“Es nepotismo. Con todas sus letras”.

Así califica el periodista Daniel Matamala en una columna enviada a La Tercera la decisión del Presidente Sebastián Piñera de designar a su hermano Pablo Piñera como embajador en Argentina.

“Nuestra República es un poco menos pública que antes. Lo que ha ocurrido es cesarismo presidencial”, apunta el conductor de CNN Chile quien criticó al oficialismo pero también a emblemáticos de la Concertación como Insulza y Foxley por defender que “tiene méritos suficientes”.

Para Matamala, eso es no entender el punto. “¿Acaso cientos de chilenos -diplomáticos de carrera, exparlamentarios y exministros, personas destacadas en el mundo de la academia y la cultura- no tienen tanto o más mérito que el Primer Hermano para ser considerados?”, cuestiona.

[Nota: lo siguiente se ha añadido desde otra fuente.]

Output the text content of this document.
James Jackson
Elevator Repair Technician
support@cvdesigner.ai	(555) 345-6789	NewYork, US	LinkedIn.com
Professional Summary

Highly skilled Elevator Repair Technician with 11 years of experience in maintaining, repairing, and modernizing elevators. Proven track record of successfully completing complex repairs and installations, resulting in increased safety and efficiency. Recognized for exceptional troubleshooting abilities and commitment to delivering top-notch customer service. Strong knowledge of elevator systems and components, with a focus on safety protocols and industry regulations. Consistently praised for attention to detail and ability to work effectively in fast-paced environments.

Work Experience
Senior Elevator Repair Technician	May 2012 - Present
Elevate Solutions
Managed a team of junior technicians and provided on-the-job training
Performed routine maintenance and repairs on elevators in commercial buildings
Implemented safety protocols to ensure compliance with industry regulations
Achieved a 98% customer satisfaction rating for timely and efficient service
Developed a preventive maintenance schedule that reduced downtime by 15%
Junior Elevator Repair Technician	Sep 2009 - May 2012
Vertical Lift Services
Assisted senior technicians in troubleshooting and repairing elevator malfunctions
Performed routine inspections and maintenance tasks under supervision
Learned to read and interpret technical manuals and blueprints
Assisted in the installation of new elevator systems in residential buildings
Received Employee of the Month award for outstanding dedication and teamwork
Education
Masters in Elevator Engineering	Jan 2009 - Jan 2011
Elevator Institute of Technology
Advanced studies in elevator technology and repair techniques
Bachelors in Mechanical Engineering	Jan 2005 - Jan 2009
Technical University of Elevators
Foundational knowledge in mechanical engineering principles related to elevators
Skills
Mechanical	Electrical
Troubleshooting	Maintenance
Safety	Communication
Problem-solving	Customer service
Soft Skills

Según el periodista, Piñera “rompe el contrato social implícito en una república. En él, le concedemos a un Presidente poder discrecional para ciertas designaciones, en el entendido que no lo usará arbitrariamente para beneficio propio o de su familia”.

“El Presidente erosiona la base de legitimidad sobre la que se erige su poder. Y cuando el poder se vuelve arbitrario, surge la pregunta de si hay que limitarlo por ley”, zanja.

Además, para el profesional, la decisión es un tremendo autogol: “Sólo erosiona su base de respaldo; da municiones a sus rivales, abiertos (Guillier) o larvados (José Antonio Kast); y pone en incómodo trance a sus aliados, obligados a criticarlo, a guardar incómodo silencio o a ejecutar contorsiones gimnásticas para defender lo indefendible”.

“La frontera entre el Estado y el bien personal, básica en una república, es algo que Piñera sigue sin comprender, o sin importarle”, sostiene Matamala, recordando que en la primera administración, los conflictos de interés fueron una constante para el Mandatario.